Nonostante il Martedì grasso dovesse ancora arrivare, mi sono vista circondata da uova di cioccolata, coniglietti e pulcini: tipica previdenza dei supermercati, che il 26 dicembre espongono già le calze della befana e a luglio preparano stand con zaini e grembiulini, “si torna a scuola!”, sì, ma tra due mesi! Tant’è.

Vi siete mai domandati da dove arrivino i simboli tipici della Pasqua che festeggiamo ogni primavera? Uova, conigli e così via hanno in realtà origini molto più antiche del Cristianesimo e dell’Ebraismo:nel secondo millennio a.C., nella cultura mesopotamica. Riguarda da vicino tutte  noi donne e in particolare coloro che sono mamme: si tratta della Dea Madre Ishtar. Che traslitterato diventa Easter.

Molti miti successivi si rifanno a quello di Ishtar (o Semiramide) e a suo marito-figlio (eh sì, come descritto nella Bibbia l’incesto non era tabù), Nimrod. Erano i regnanti di Babilonia. Nimrod fu ucciso da un nemico, il suo corpo fu smembrato (macabro dettaglio ripreso dagli egizi con Osiride e dai greci nel mito di Dioniso). Ishtar, rimasta sola regina del popolo babilonese, istituì un culto basato sul “femminile”.

Insegnò al popolo che la luna era un dea che passava in un ciclo di 28 giorni ed ovulava quando piena; raccontò che lei stessa era scesa dalla luna in un uovo lunare gigante che cadde nel fiume Eufrate. Ed ecco “l’uovo di Ishtar”. Uovo, che rimanda potentemente al simbolo della fertilità femminile: in primavera tutto rinasce alla vita. Questo accadevaai tempi della prima luna piena successiva all’equinozio di primavera: esattamente quando noi festeggiamo la Pasqua, che per questo motivo cade ogni anno in date differenti.

E i conigli? Cosa c’entrano i conigli? Il figlio (che in alcuni miti è lo stesso Nimrod/Baal) di Ishtar, Tammuz,era particolarmente affezionato a loro, quindi divennero animali sacri. Tammuz fu ucciso da un maiale selvaggio, e Ishtar ordinò l’osservazione di un periodo di lutto di quaranta giorni, che si sarebbe ripetuto ogni anno, prima dell’anniversario della morte di Tammuz: durante questo periodo non si sarebbe potuto consumare carne.
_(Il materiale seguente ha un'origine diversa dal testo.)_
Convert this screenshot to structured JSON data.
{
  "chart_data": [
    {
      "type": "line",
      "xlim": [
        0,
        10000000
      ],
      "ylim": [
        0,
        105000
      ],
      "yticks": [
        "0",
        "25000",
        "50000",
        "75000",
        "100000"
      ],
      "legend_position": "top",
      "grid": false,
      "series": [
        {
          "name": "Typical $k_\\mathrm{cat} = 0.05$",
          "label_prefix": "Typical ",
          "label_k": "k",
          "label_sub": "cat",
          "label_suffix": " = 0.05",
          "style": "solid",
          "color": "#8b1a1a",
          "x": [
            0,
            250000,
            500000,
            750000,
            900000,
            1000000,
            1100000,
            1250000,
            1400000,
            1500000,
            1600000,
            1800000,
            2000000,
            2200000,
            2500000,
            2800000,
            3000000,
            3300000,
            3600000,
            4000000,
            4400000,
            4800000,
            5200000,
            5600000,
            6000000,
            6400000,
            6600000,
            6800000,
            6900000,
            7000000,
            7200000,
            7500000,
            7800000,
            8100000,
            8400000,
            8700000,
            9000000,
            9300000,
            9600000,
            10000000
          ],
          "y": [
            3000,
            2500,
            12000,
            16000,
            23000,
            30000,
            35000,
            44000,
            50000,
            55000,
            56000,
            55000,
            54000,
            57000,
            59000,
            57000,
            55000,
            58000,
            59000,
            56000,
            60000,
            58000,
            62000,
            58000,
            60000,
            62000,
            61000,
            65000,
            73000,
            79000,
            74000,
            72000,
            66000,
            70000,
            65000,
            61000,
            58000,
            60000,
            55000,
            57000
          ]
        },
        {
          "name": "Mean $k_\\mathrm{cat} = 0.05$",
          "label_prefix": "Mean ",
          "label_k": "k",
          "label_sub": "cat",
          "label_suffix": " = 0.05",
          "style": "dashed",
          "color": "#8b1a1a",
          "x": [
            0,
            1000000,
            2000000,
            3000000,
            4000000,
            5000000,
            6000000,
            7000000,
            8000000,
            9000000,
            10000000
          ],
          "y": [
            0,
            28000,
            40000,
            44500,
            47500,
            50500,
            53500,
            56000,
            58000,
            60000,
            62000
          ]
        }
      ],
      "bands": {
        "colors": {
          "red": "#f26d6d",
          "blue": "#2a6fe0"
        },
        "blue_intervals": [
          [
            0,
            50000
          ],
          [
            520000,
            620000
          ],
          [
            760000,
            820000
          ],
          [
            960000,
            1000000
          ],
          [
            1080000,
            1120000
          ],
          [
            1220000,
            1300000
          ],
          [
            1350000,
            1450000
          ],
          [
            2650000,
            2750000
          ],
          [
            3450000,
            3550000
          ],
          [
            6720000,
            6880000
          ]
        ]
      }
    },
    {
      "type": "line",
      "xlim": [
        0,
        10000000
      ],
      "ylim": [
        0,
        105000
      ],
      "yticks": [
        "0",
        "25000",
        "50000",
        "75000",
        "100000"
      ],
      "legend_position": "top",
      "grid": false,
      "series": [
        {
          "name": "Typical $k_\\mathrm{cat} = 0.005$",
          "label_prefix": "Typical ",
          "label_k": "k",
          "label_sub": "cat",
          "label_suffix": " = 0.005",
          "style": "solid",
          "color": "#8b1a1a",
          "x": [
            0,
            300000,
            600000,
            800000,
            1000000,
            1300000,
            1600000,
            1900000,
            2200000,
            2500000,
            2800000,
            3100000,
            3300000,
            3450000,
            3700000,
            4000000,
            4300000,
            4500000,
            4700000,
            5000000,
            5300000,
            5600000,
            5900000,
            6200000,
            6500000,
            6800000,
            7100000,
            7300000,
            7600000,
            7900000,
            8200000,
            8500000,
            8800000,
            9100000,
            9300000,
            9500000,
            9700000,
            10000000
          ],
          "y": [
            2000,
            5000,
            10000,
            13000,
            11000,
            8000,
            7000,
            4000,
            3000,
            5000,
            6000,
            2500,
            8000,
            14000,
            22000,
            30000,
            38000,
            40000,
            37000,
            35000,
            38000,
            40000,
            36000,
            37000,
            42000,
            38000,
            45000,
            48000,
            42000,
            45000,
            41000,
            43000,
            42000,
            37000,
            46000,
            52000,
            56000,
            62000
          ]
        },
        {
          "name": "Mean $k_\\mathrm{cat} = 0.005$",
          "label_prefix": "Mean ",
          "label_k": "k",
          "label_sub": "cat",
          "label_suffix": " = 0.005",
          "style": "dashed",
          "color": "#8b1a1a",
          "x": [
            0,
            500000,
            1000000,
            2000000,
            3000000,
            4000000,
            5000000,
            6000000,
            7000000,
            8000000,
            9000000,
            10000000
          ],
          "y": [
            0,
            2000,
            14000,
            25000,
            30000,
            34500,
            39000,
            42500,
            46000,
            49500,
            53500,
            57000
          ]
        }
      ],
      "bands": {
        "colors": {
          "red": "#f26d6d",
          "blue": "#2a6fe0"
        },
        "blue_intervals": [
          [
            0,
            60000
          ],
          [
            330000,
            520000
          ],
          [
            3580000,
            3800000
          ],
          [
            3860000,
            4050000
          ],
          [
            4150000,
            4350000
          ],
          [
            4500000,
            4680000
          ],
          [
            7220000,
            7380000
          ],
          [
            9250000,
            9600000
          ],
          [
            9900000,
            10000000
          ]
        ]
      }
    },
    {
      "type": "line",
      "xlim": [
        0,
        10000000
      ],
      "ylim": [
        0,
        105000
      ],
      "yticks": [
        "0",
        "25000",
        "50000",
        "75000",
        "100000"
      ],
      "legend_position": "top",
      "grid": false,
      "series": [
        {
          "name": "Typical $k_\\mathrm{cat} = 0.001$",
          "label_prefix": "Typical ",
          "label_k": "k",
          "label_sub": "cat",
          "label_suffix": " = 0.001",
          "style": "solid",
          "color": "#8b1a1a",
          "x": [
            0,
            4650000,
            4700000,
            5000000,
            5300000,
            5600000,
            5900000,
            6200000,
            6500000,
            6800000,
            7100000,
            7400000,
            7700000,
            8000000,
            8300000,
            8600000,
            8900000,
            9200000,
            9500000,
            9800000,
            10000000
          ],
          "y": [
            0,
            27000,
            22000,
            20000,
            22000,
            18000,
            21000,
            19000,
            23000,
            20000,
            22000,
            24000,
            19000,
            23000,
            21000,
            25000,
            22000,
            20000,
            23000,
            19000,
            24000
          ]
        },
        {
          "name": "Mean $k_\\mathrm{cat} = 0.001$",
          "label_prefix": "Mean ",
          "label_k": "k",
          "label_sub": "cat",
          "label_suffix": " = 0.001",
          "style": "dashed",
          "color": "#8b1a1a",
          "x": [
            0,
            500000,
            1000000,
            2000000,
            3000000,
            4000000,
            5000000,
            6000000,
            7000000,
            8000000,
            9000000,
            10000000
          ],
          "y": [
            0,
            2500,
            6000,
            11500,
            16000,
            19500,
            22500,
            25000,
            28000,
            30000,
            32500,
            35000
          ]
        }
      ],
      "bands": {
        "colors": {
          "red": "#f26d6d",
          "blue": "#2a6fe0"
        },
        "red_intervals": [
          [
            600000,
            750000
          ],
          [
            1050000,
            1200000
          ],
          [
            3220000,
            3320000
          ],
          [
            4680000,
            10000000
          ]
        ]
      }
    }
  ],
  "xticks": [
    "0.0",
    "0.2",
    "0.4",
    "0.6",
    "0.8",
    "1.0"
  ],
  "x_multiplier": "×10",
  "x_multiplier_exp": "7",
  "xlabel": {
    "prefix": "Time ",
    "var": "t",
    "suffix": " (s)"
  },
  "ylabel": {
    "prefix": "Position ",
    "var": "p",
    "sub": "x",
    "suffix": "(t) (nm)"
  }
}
Ed ecco i nostri Carnevale (da “carne levamen”, togliere la carne) e Quaresima. Il giorno dell’anniversario della morte di Tammuz si sarebbe dovuto mangiare un maiale: in molte regioni d’Italia e nei paesi anglosassoni, in occasione della Pasqua, si consuma il tradizionale Easterham, o prosciutto di Pasqua.
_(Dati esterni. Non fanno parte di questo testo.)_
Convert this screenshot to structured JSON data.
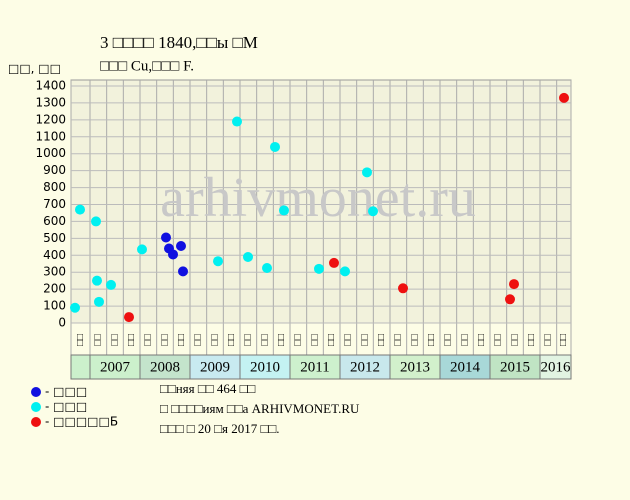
{
  "chart_data": {
    "type": "scatter",
    "title": "3 □□□□ 1840,□□ы □М",
    "subtitle": "□□□ Cu,□□□ F.",
    "y_label": "□□, □□",
    "watermark": "arhivmonet.ru",
    "xlim": [
      2006.62,
      2016.62
    ],
    "ylim": [
      0,
      1400
    ],
    "yticks": [
      0,
      100,
      200,
      300,
      400,
      500,
      600,
      700,
      800,
      900,
      1000,
      1100,
      1200,
      1300,
      1400
    ],
    "grid": true,
    "column_labels": [
      "□□",
      "□□",
      "□□",
      "□□",
      "□□",
      "□□",
      "□□",
      "□□",
      "□□",
      "□□",
      "□□",
      "□□",
      "□□",
      "□□",
      "□□",
      "□□",
      "□□",
      "□□",
      "□□",
      "□□",
      "□□",
      "□□",
      "□□",
      "□□",
      "□□",
      "□□",
      "□□",
      "□□",
      "□□",
      "□□"
    ],
    "year_bands": [
      {
        "label": "2007",
        "color": "#ccf0cc"
      },
      {
        "label": "2008",
        "color": "#c4e4cc"
      },
      {
        "label": "2009",
        "color": "#c8eaf0"
      },
      {
        "label": "2010",
        "color": "#c4f2f2"
      },
      {
        "label": "2011",
        "color": "#cdf0cd"
      },
      {
        "label": "2012",
        "color": "#c8e8ec"
      },
      {
        "label": "2013",
        "color": "#d2f0cc"
      },
      {
        "label": "2014",
        "color": "#a8d8d8"
      },
      {
        "label": "2015",
        "color": "#c0e4c4"
      },
      {
        "label": "2016",
        "color": "#e2f4e2"
      }
    ],
    "series": [
      {
        "name": "- □□□",
        "color": "#1010e0",
        "x": [
          2008.52,
          2008.58,
          2008.66,
          2008.82,
          2008.86
        ],
        "values": [
          505,
          440,
          405,
          455,
          305
        ]
      },
      {
        "name": "- □□□",
        "color": "#00f0f0",
        "x": [
          2006.7,
          2006.8,
          2007.12,
          2007.14,
          2007.18,
          2007.42,
          2008.04,
          2009.56,
          2009.94,
          2010.16,
          2010.54,
          2010.7,
          2010.88,
          2011.58,
          2012.1,
          2012.54,
          2012.66
        ],
        "values": [
          90,
          670,
          600,
          250,
          125,
          225,
          435,
          365,
          1190,
          390,
          325,
          1040,
          665,
          320,
          305,
          890,
          660
        ]
      },
      {
        "name": "- □□□□□Б",
        "color": "#ee1010",
        "x": [
          2007.78,
          2011.88,
          2013.26,
          2015.4,
          2015.48,
          2016.48
        ],
        "values": [
          35,
          355,
          205,
          140,
          230,
          1330
        ]
      }
    ],
    "notes": [
      "□□няя □□ 464 □□",
      "□ □□□□иям □□а ARHIVMONET.RU",
      "□□□ □ 20 □я 2017 □□."
    ]
  }
}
Così come per il Natale, il Cristianesimo ha sovrapposto a riti “pagani” (dando a quest’ultimo termine un’accezione negativa) i simboli cristiani. Credo che sia importante la conoscenza delle origini dei simboli che ci circondano nei vari periodi dell’anno, indipendentemente dalla religione che si professa.